Du côté des solutions, il me semble inévitable de s'intéresser à la dynamique motivationnalle en contexte scolaire (R. Viau), puisque l'attitude influence la réussite, et que le mesure de l'engagement des élèves semble particulièrement critique.
Quelle est la perception des élèves sur i) la contrôlabilité qu'ils ont sur les activités et tâches d'apprentissage qu'on leur propose, ii) la valeur (signifiance) qu'ils accordent à ces activités et iii) leur compétence à les réaliser?
Du discours même des enseignants québécois (TIMSS 2011), il n'y a que 64% (60% en 4e année) d'entre eux qui disent mettre en oeuvre un enseignement supportant l'engagement des élèves (summarize what students should have learn from the lesson, use questioning to elicit reasons and explanations, encourage all students to improve their performance, praise students for good effort), contre une moyenne internationale de 80% (69% en 4e année)!
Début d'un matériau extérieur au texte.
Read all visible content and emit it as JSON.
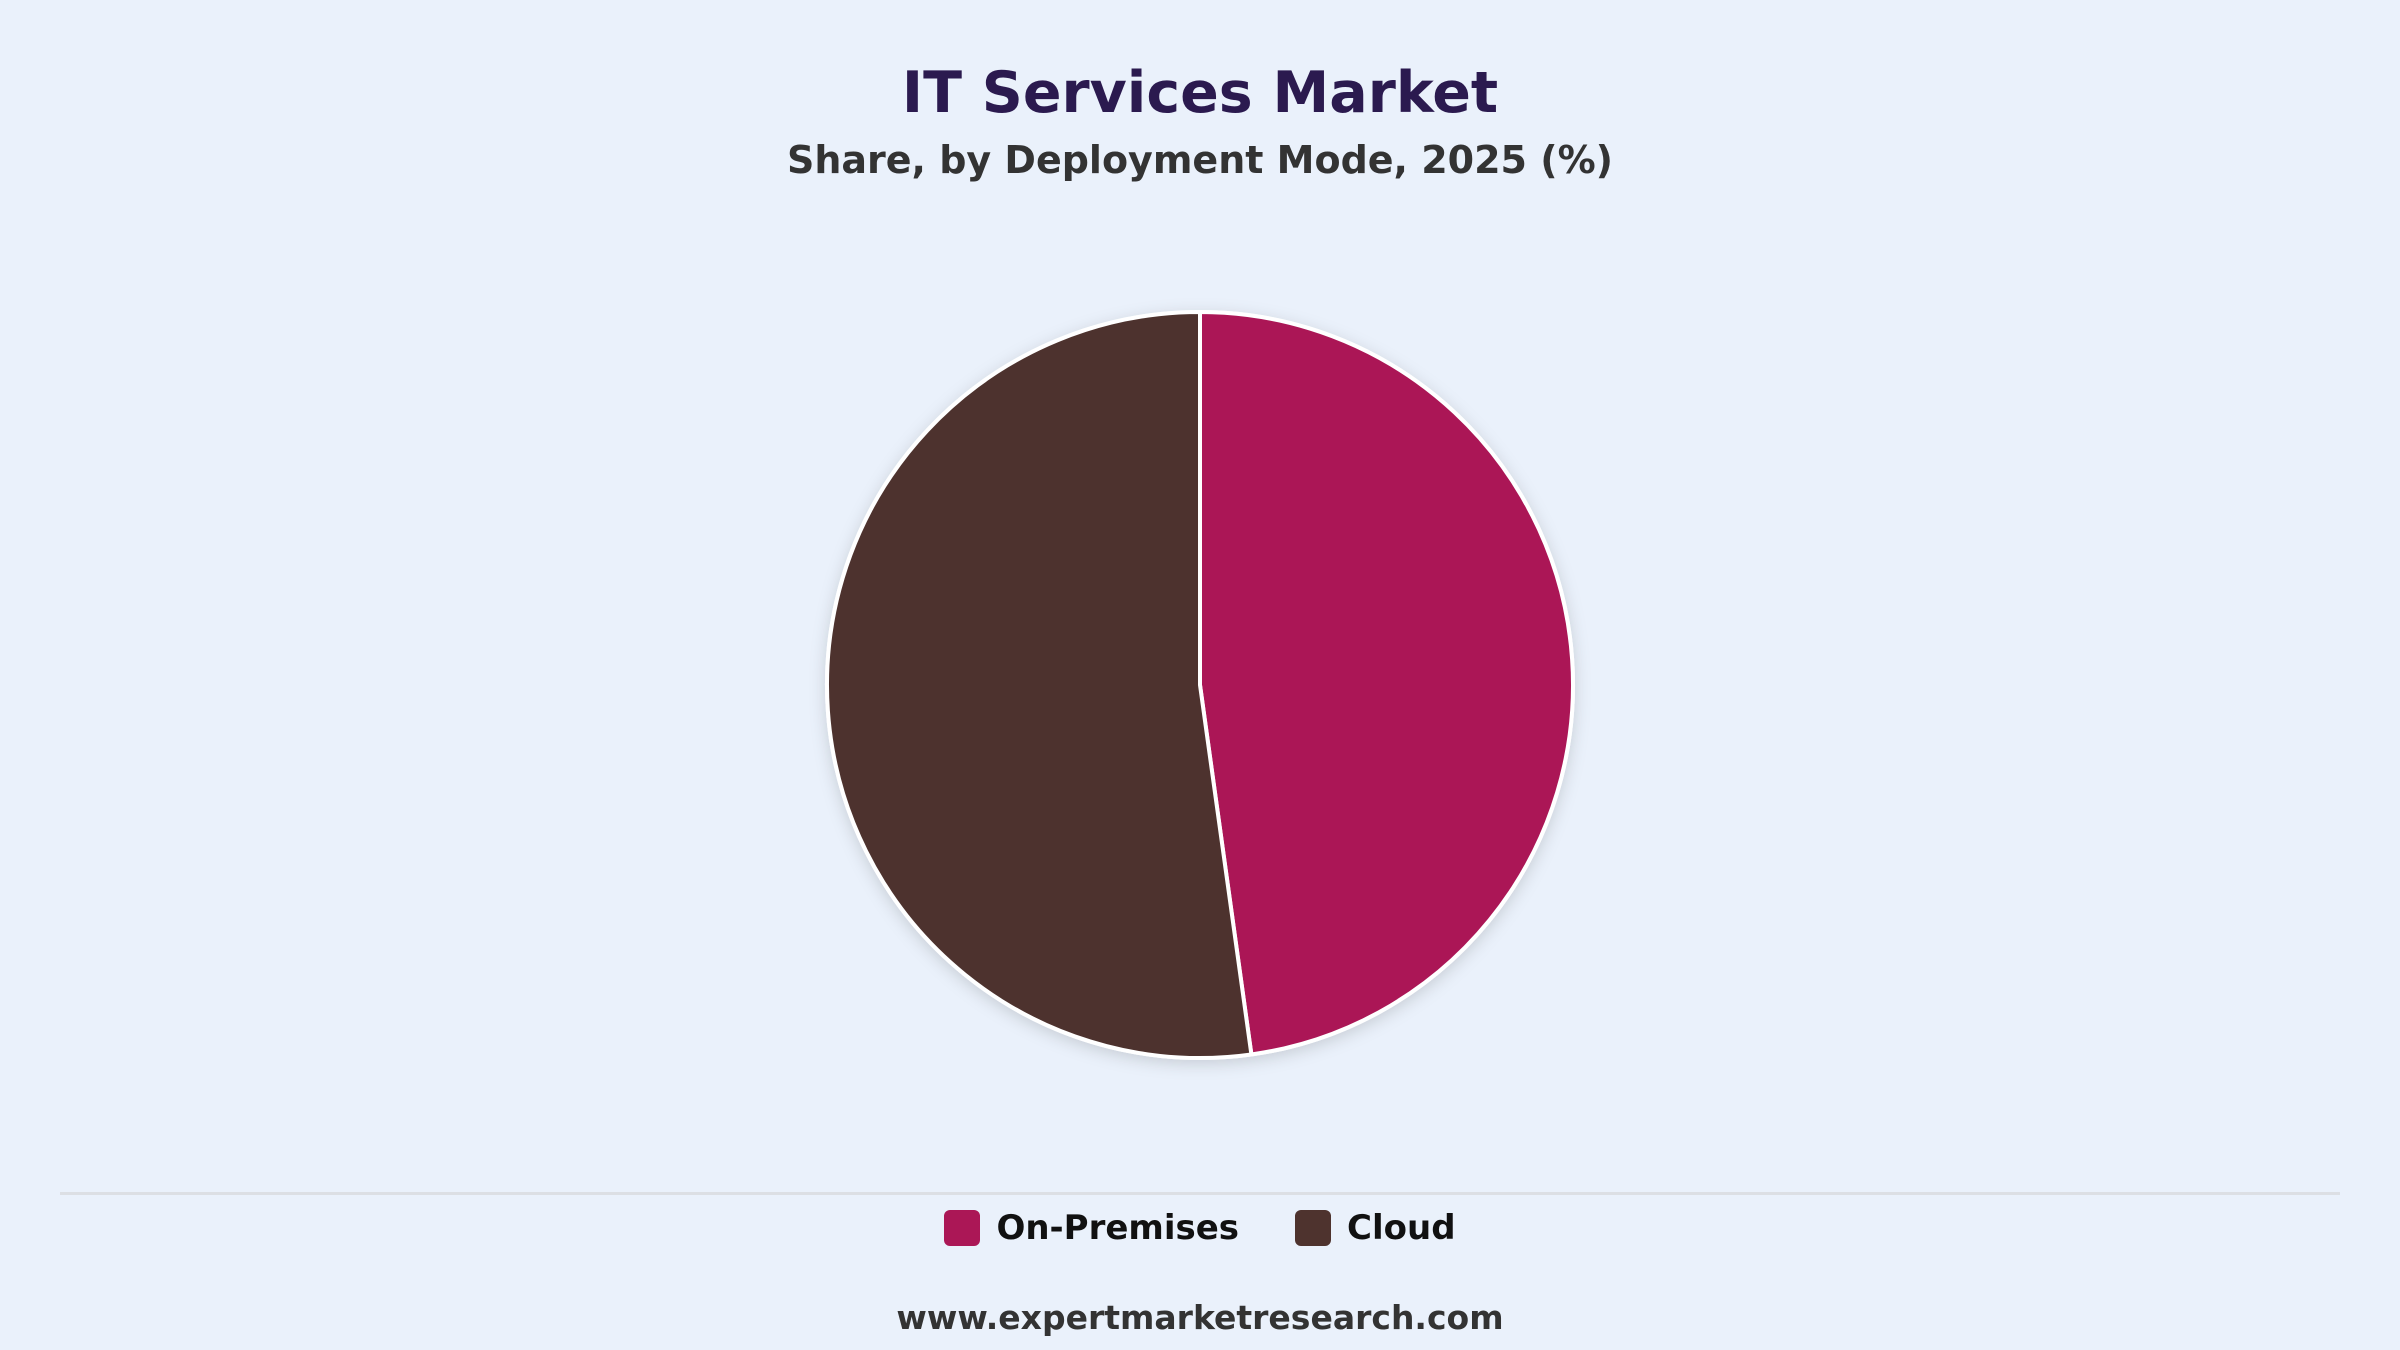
{
  "title": "IT Services Market",
  "subtitle": "Share, by Deployment Mode, 2025 (%)",
  "source": "www.expertmarketresearch.com",
  "chart_data": {
    "type": "pie",
    "title": "IT Services Market",
    "subtitle": "Share, by Deployment Mode, 2025 (%)",
    "categories": [
      "On-Premises",
      "Cloud"
    ],
    "values": [
      47.8,
      52.2
    ],
    "colors": [
      "#ab1756",
      "#4e332e"
    ],
    "start_angle_deg": 0,
    "direction": "clockwise",
    "legend_position": "bottom"
  }
}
N'y aurait-il pas là de belles pistes à explorer et à discuter lors de rencontres entre enseignants... considérant que de telles rencontres aient lieu, car avec un maigre 11% des enseignants de 2e secondaire ayant rapporté collaborer fréquemment avec des collègues (55e place sur 59 pays/provinces ayant participé, TIMSS 2011), il y a lieu de se questionner sur la possibilité de mener à bien de telles rencontres. Heureusement, une culture de collaboration semble germer tout doucement dans plusieurs milieux, en réponse à la nécessité de trouver des solutions différentes aux mêmes problèmes pour lesquels les approches plus traditionnelles ne donnent plus de résultats satisfaisants.
Une fois que ceci est dit... on fait quoi? avec quels partenaires? quels échéanciers? quels cadres de références?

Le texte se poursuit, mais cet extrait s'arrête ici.